Currently the number of threads spawned is linearly related to the number of cores on the machine. If you have 2 cores, 8 threads. If you have 4 cores, 16 threads, and so on. (I think 4x is the multiplier, but it may not be so). I could just make hardcoded limit - never go above 16 threads. Or, I could expose an explicit property, something like MaximumCompressionThreads.

Or it could be a combination.
suggestions welcomed.

Pointy wrote Dec 10, 2010 at 6:46 PM

If you want to control which processors DotNetZip runs on at the moment you can set the processor affinity from the calling process like this:

System.Diagnostics.Process.GetCurrentProcess().ProcessorAffinity = <bitmask>;
Ionic.Zip.ZipFile zipArchive = New Ionic.Zip.ZipFile();
zipArchive.AddFile("<somefile>");
zipArchive.Save("<someotherfile>");

where <bitmask> is a bitmask for the IDs of processors to run on (so, e.g. "5" = processors 1 and 3).
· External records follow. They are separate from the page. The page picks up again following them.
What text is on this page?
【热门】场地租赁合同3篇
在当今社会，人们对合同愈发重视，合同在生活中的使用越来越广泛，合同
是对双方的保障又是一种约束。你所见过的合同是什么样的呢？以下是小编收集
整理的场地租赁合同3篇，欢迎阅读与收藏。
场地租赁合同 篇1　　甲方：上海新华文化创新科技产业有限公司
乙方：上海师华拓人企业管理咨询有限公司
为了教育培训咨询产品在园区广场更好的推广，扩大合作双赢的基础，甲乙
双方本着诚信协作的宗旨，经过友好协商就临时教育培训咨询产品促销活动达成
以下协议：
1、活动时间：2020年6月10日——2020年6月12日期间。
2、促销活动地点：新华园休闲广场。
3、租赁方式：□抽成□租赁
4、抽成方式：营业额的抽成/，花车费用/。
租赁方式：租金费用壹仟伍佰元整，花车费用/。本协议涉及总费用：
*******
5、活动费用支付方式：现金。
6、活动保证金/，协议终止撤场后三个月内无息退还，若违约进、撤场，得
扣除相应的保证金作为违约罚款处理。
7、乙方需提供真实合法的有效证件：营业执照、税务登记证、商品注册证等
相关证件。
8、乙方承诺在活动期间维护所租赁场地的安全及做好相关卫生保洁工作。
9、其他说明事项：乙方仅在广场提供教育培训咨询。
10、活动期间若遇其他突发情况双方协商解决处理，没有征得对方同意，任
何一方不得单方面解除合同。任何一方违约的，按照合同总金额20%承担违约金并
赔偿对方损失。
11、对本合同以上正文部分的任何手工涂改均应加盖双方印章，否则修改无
That will affect anything else running in the same process though so caveat emptor.

The DotNetZip code that creates the worker threads could query this and create n workitems per active processor:

private void _InitializePoolOfWorkItems()
int affinity = System.Diagnostics.Process.GetCurrentProcess().ProcessorAffinity.ToInt32();
int processors = ParallelDeflateOutputStream.CountSetBitsKernighan(affinity);
int poolSize = processors * this.BuffersPerCore;
...
}
/// <summary>
/// Count the number of bits which have a 1 value.
/// From http://www-graphics.stanford.edu/~seander/bithacks.html#CountBitsSetNaive.
/// </summary>
/// <param name="mask"></param>
/// <returns></returns>
private static int CountSetBitsKernighan(Int32 mask)
{
int count;
for (count = 0; mask != 0; count++)
{
    mask &= mask - 1; // this clears the LSB-most set bit
}
return count;
}

GetCurrentProcess needs full trust though, so I think just having a general MaxThreadPool property to replace ParallelDeflateThreshold would be simpler (and would allow parallel decompression, encryption, etc later without the need for more new properties). Setting this to 1 could use the non-parallel versions, and setting it to less than 1 would throw an OutOfRangeException.
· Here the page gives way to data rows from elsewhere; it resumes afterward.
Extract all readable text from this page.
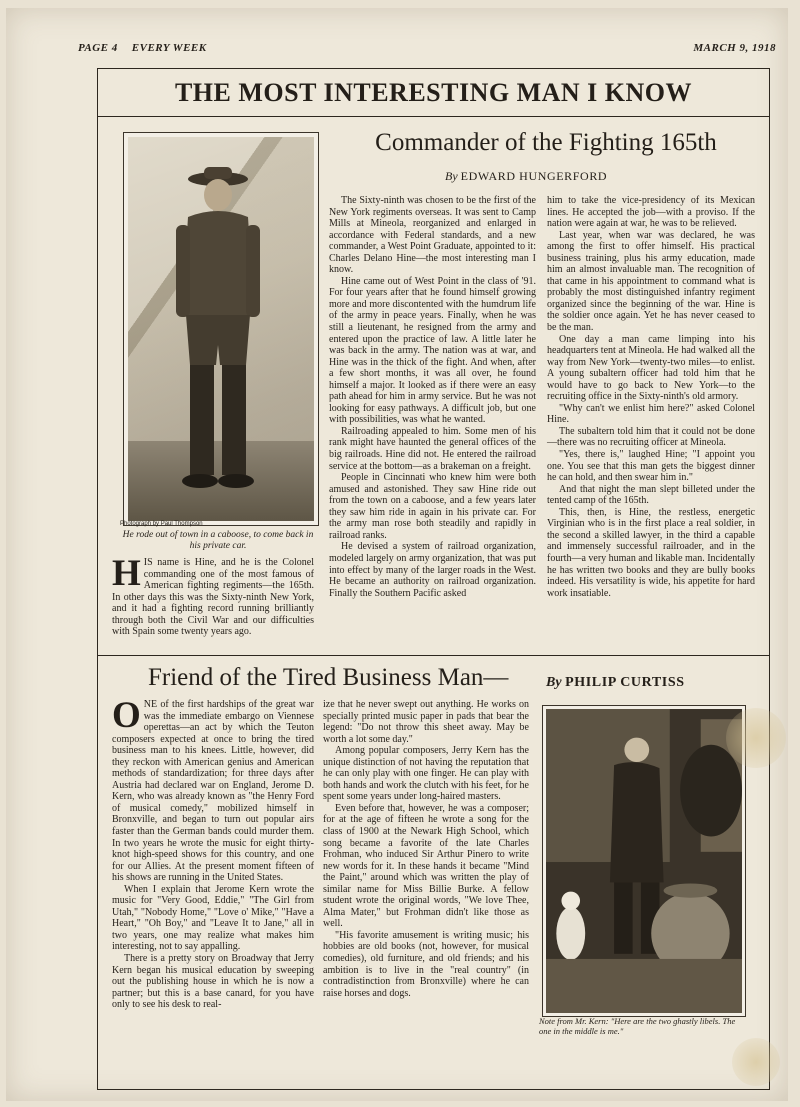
PAGE 4 EVERY WEEK	MARCH 9, 1918
THE MOST INTERESTING MAN I KNOW
Photograph by Paul Thompson
He rode out of town in a caboose, to come back in his private car.
Commander of the Fighting 165th
By EDWARD HUNGERFORD
H IS name is Hine, and he is the Colonel commanding one of the most famous of American fighting regiments—the 165th. In other days this was the Sixty-ninth New York, and it had a fighting record running brilliantly through both the Civil War and our difficulties with Spain some twenty years ago.

The Sixty-ninth was chosen to be the first of the New York regiments overseas. It was sent to Camp Mills at Mineola, reorganized and enlarged in accordance with Federal standards, and a new commander, a West Point Graduate, appointed to it: Charles Delano Hine—the most interesting man I know.

Hine came out of West Point in the class of '91. For four years after that he found himself growing more and more discontented with the humdrum life of the army in peace years. Finally, when he was still a lieutenant, he resigned from the army and entered upon the practice of law. A little later he was back in the army. The nation was at war, and Hine was in the thick of the fight. And when, after a few short months, it was all over, he found himself a major. It looked as if there were an easy path ahead for him in army service. But he was not looking for easy pathways. A difficult job, but one with possibilities, was what he wanted.

Railroading appealed to him. Some men of his rank might have haunted the general offices of the big railroads. Hine did not. He entered the railroad service at the bottom—as a brakeman on a freight.

People in Cincinnati who knew him were both amused and astonished. They saw Hine ride out from the town on a caboose, and a few years later they saw him ride in again in his private car. For the army man rose both steadily and rapidly in railroad ranks.

He devised a system of railroad organization, modeled largely on army organization, that was put into effect by many of the larger roads in the West. He became an authority on railroad organization. Finally the Southern Pacific asked

him to take the vice-presidency of its Mexican lines. He accepted the job—with a proviso. If the nation were again at war, he was to be relieved.

Last year, when war was declared, he was among the first to offer himself. His practical business training, plus his army education, made him an almost invaluable man. The recognition of that came in his appointment to command what is probably the most distinguished infantry regiment organized since the beginning of the war. Hine is the soldier once again. Yet he has never ceased to be the man.

One day a man came limping into his headquarters tent at Mineola. He had walked all the way from New York—twenty-two miles—to enlist. A young subaltern officer had told him that he would have to go back to New York—to the recruiting office in the Sixty-ninth's old armory.

"Why can't we enlist him here?" asked Colonel Hine.

The subaltern told him that it could not be done—there was no recruiting officer at Mineola.

"Yes, there is," laughed Hine; "I appoint you one. You see that this man gets the biggest dinner he can hold, and then swear him in."

And that night the man slept billeted under the tented camp of the 165th.

This, then, is Hine, the restless, energetic Virginian who is in the first place a real soldier, in the second a skilled lawyer, in the third a capable and immensely successful railroader, and in the fourth—a very human and likable man. Incidentally he has written two books and they are bully books indeed. His versatility is wide, his appetite for hard work insatiable.

Friend of the Tired Business Man—	By PHILIP CURTISS
O NE of the first hardships of the great war was the immediate embargo on Viennese operettas—an act by which the Teuton composers expected at once to bring the tired business man to his knees. Little, however, did they reckon with American genius and American methods of standardization; for three days after Austria had declared war on England, Jerome D. Kern, who was already known as "the Henry Ford of musical comedy," mobilized himself in Bronxville, and began to turn out popular airs faster than the German bands could murder them. In two years he wrote the music for eight thirty-knot high-speed shows for this country, and one for our Allies. At the present moment fifteen of his shows are running in the United States.

When I explain that Jerome Kern wrote the music for "Very Good, Eddie," "The Girl from Utah," "Nobody Home," "Love o' Mike," "Have a Heart," "Oh Boy," and "Leave It to Jane," all in two years, one may realize what makes him interesting, not to say appalling.

There is a pretty story on Broadway that Jerry Kern began his musical education by sweeping out the publishing house in which he is now a partner; but this is a base canard, for you have only to see his desk to real-

ize that he never swept out anything. He works on specially printed music paper in pads that bear the legend: "Do not throw this sheet away. May be worth a lot some day."

Among popular composers, Jerry Kern has the unique distinction of not having the reputation that he can only play with one finger. He can play with both hands and work the clutch with his feet, for he spent some years under long-haired masters.

Even before that, however, he was a composer; for at the age of fifteen he wrote a song for the class of 1900 at the Newark High School, which song became a favorite of the late Charles Frohman, who induced Sir Arthur Pinero to write new words for it. In these hands it became "Mind the Paint," around which was written the play of similar name for Miss Billie Burke. A fellow student wrote the original words, "We love Thee, Alma Mater," but Frohman didn't like those as well.

"His favorite amusement is writing music; his hobbies are old books (not, however, for musical comedies), old furniture, and old friends; and his ambition is to live in the "real country" (in contradistinction from Bronxville) where he can raise horses and dogs.

Note from Mr. Kern: "Here are the two ghastly libels. The one in the middle is me."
Cheeso wrote Jun 14, 2011 at 1:09 AM

Thanks Pointy, I like the idea of a MaxZipThreads property. Also I agree that simpler is better. I'll do some further figuring on this and I hope to come up with something usable.

Cheeso wrote Jun 14, 2011 at 1:10 AM

I think one way to do it is for the ZipFile to set DefaultMaxZipThreads when it starts up - maybe it's a static private readonly field. And then each ZipFile instance can expose a public MaxZipThreads, which gets the default value in the ctor, but then it can be set to anything the application wants, subsequently.

Cheeso wrote Jun 15, 2011 at 7:12 PM

Ok, here's what I did. I exposed a new property MaxBufferPairs, on the ParallelDeflateOutputStream. This thing puts an upper limit on the number of buffer pairs that can be used by the parallel compressor; it also equivalently puts a limit on the number of background threads that will be used. The stream uses 4 buffer pairs per cpu core, by default, up to the limit specified by this property.

There is also a companion "pass-through" property on ZipFile and ZipOutputStream to do the same thing.

The ParallelDeflateThreshold remains, it has a meaning that is independent of the number of buffers.